The Campaign to ‘Make EA Skate Again’



The Berrics, a Los Angeles-based skate park and website, launched a campaign last week with the goal to make EA Skate again.

The singular mission of the campaign is to get EA to make a sequel to their acclaimed Skate franchise.

“Friends, skateboarders, lend me your ears,” reads a post about the campaign on the Berrics website, invoking Shakespeare. “We want a fourth edition of EA’s much-loved SKATE series—and we want it yesterday.”

To carry out the campaign they launched the @MAKEeaSKATEAGAIN Instagram account. Playing off Republican presidential nominee Donald Trump’s slogan “Make America Great Again,” the page encourages supporters to spread the message.

Using faux political photos that read, “We Want More. We Want Four,” and other modern political iconography, the page contains all the hallmarks of a modern American political campaign, right down to invoking the classic red, white and blue motif.

Since the launch of the page one week ago, the channel has garnered over 29,000 followers

The Berrics, founded by professional skateboarders Steve Berra and Eric Koston, aren’t the only ones clamoring for a new Skate game.

Back in January of this year, every post on the official EA Instagram page was flooded almost exclusively with comments about Skate 4. Whether the post was about the recently announced EA Play, a fresh screenshot of Madden or Star Wars Battlefront, the people voiced their desire for Skate.

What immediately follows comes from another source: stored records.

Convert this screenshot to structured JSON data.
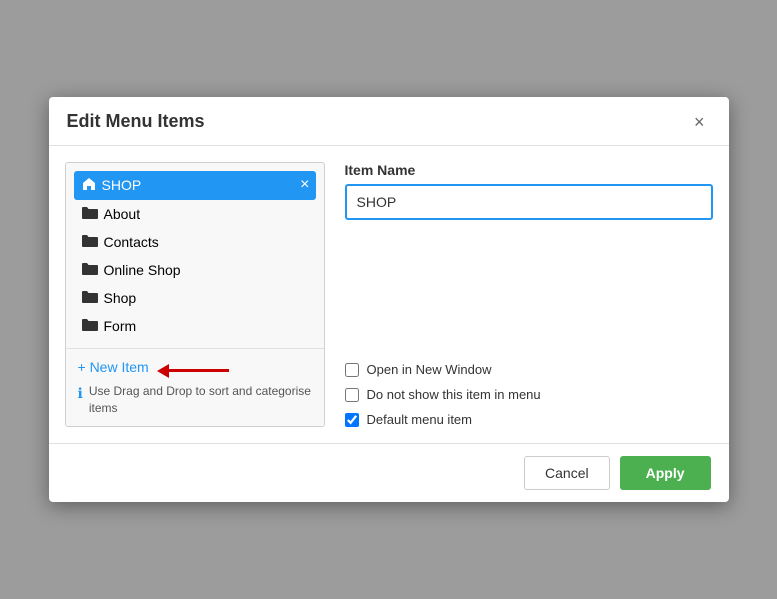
{
  "modal": {
    "title": "Edit Menu Items",
    "close_label": "×"
  },
  "menu_list": {
    "items": [
      {
        "id": "shop",
        "label": "SHOP",
        "type": "home",
        "selected": true,
        "level": 0
      },
      {
        "id": "about",
        "label": "About",
        "type": "folder",
        "selected": false,
        "level": 0
      },
      {
        "id": "contacts",
        "label": "Contacts",
        "type": "folder",
        "selected": false,
        "level": 0
      },
      {
        "id": "online-shop",
        "label": "Online Shop",
        "type": "folder",
        "selected": false,
        "level": 0
      },
      {
        "id": "shop2",
        "label": "Shop",
        "type": "folder",
        "selected": false,
        "level": 0
      },
      {
        "id": "form",
        "label": "Form",
        "type": "folder",
        "selected": false,
        "level": 0
      }
    ],
    "new_item_label": "+ New Item",
    "drag_hint": "Use Drag and Drop to sort and categorise items"
  },
  "right_panel": {
    "item_name_label": "Item Name",
    "item_name_value": "SHOP",
    "item_name_placeholder": "Item name",
    "checkboxes": [
      {
        "id": "open-new-window",
        "label": "Open in New Window",
        "checked": false
      },
      {
        "id": "do-not-show",
        "label": "Do not show this item in menu",
        "checked": false
      },
      {
        "id": "default-menu",
        "label": "Default menu item",
        "checked": true
      }
    ]
  },
  "footer": {
    "cancel_label": "Cancel",
    "apply_label": "Apply"
  }
}
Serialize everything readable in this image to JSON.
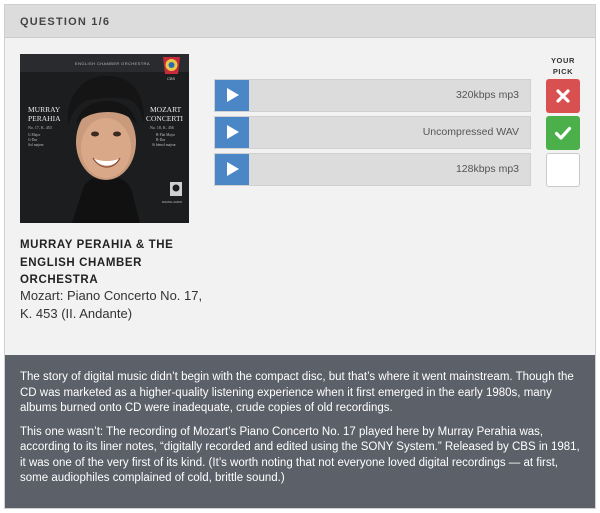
{
  "header": {
    "title": "QUESTION 1/6"
  },
  "album": {
    "cover": {
      "top_banner": "ENGLISH CHAMBER ORCHESTRA",
      "left_name_1": "MURRAY",
      "left_name_2": "PERAHIA",
      "left_detail_1": "No. 17, K. 453",
      "left_detail_2": "G Major",
      "left_detail_3": "G-Dur",
      "left_detail_4": "Sol majeur",
      "right_title_1": "MOZART",
      "right_title_2": "CONCERTI",
      "right_detail_1": "No. 18, K. 456",
      "right_detail_2": "B-Flat Major",
      "right_detail_3": "B-Dur",
      "right_detail_4": "Si bémol majeur",
      "label_logo": "CBS",
      "cd_logo": "DIGITAL AUDIO"
    }
  },
  "artist": "MURRAY PERAHIA & THE ENGLISH CHAMBER ORCHESTRA",
  "track": "Mozart: Piano Concerto No. 17, K. 453 (II. Andante)",
  "pick_label": "YOUR PICK",
  "options": [
    {
      "label": "320kbps mp3",
      "pick_state": "wrong",
      "icon": "x-icon"
    },
    {
      "label": "Uncompressed WAV",
      "pick_state": "correct",
      "icon": "check-icon"
    },
    {
      "label": "128kbps mp3",
      "pick_state": "empty",
      "icon": ""
    }
  ],
  "explanation": [
    "The story of digital music didn’t begin with the compact disc, but that’s where it went mainstream. Though the CD was marketed as a higher-quality listening experience when it first emerged in the early 1980s, many albums burned onto CD were inadequate, crude copies of old recordings.",
    "This one wasn’t: The recording of Mozart’s Piano Concerto No. 17 played here by Murray Perahia was, according to its liner notes, “digitally recorded and edited using the SONY System.” Released by CBS in 1981, it was one of the very first of its kind. (It’s worth noting that not everyone loved digital recordings — at first, some audiophiles complained of cold, brittle sound.)"
  ],
  "colors": {
    "play_button": "#4b87c7",
    "wrong": "#d95050",
    "correct": "#4cb04a",
    "explanation_bg": "#5c6069",
    "header_bg": "#dcdcdc"
  }
}
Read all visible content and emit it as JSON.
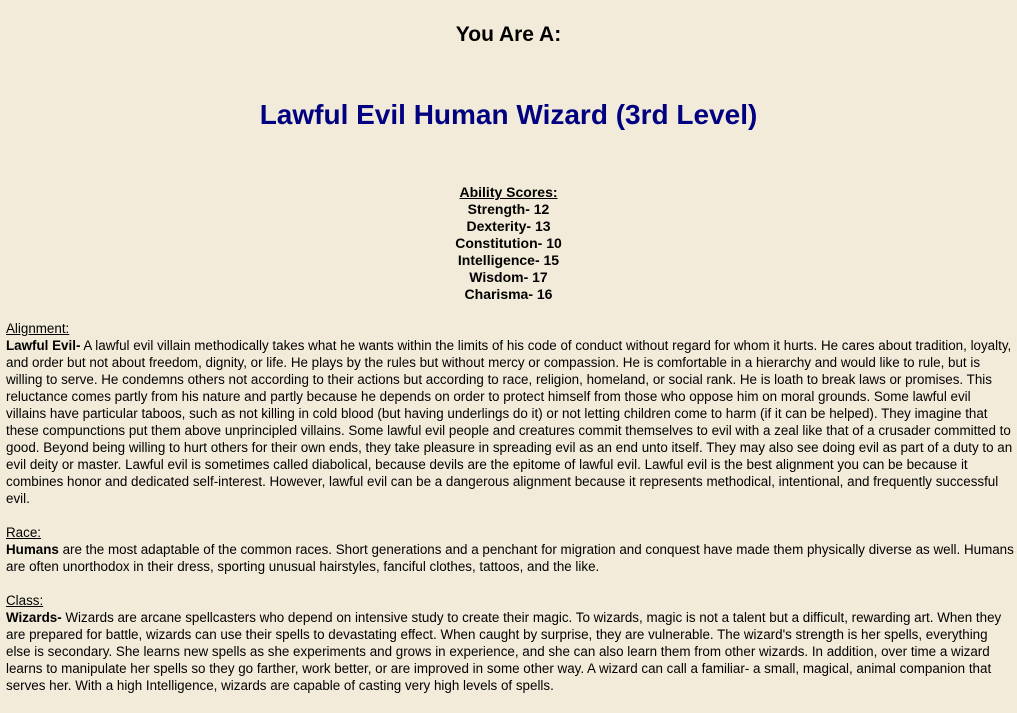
{
  "header": {
    "you_are": "You Are A:",
    "result": "Lawful Evil Human Wizard (3rd Level)"
  },
  "abilities": {
    "title": "Ability Scores:",
    "items": [
      "Strength- 12",
      "Dexterity- 13",
      "Constitution- 10",
      "Intelligence- 15",
      "Wisdom- 17",
      "Charisma- 16"
    ]
  },
  "alignment": {
    "label": "Alignment:",
    "lead": "Lawful Evil-",
    "text": " A lawful evil villain methodically takes what he wants within the limits of his code of conduct without regard for whom it hurts. He cares about tradition, loyalty, and order but not about freedom, dignity, or life. He plays by the rules but without mercy or compassion. He is comfortable in a hierarchy and would like to rule, but is willing to serve. He condemns others not according to their actions but according to race, religion, homeland, or social rank. He is loath to break laws or promises. This reluctance comes partly from his nature and partly because he depends on order to protect himself from those who oppose him on moral grounds. Some lawful evil villains have particular taboos, such as not killing in cold blood (but having underlings do it) or not letting children come to harm (if it can be helped). They imagine that these compunctions put them above unprincipled villains. Some lawful evil people and creatures commit themselves to evil with a zeal like that of a crusader committed to good. Beyond being willing to hurt others for their own ends, they take pleasure in spreading evil as an end unto itself. They may also see doing evil as part of a duty to an evil deity or master. Lawful evil is sometimes called diabolical, because devils are the epitome of lawful evil. Lawful evil is the best alignment you can be because it combines honor and dedicated self-interest. However, lawful evil can be a dangerous alignment because it represents methodical, intentional, and frequently successful evil."
  },
  "race": {
    "label": "Race:",
    "lead": "Humans",
    "text": " are the most adaptable of the common races. Short generations and a penchant for migration and conquest have made them physically diverse as well. Humans are often unorthodox in their dress, sporting unusual hairstyles, fanciful clothes, tattoos, and the like."
  },
  "class": {
    "label": "Class:",
    "lead": "Wizards-",
    "text": " Wizards are arcane spellcasters who depend on intensive study to create their magic. To wizards, magic is not a talent but a difficult, rewarding art. When they are prepared for battle, wizards can use their spells to devastating effect. When caught by surprise, they are vulnerable. The wizard's strength is her spells, everything else is secondary. She learns new spells as she experiments and grows in experience, and she can also learn them from other wizards. In addition, over time a wizard learns to manipulate her spells so they go farther, work better, or are improved in some other way. A wizard can call a familiar- a small, magical, animal companion that serves her. With a high Intelligence, wizards are capable of casting very high levels of spells."
  }
}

The trend continued into the year, and this new campaign only helped to revitalize the fervor. Posts going back months now carry the #MAKEeaSKATEAGAIN call sign of the effort.

The Skate series was known for its more realistic take on skateboarding in video games, as opposed to the over-the-top arcade swing of the Tony Hawk games.

Despite finding moderate success after three releases, EA never released another entry. However, in 2014, YouTubers like PewDiePie propped up sales of Skate 3 after a series of “Let’s Play” videos.  The result? Skate 3 entered and remained in the UK Top 40 sales for much of the year. EA even reissued copies of the out-of-print game to meet demand.

Between the critical bomb of Tony Hawk’s Pro Skater 5 in 2015 and the resurgence of interest in the Skate series, it could be the right time for EA to fill the digital rail-grinding void.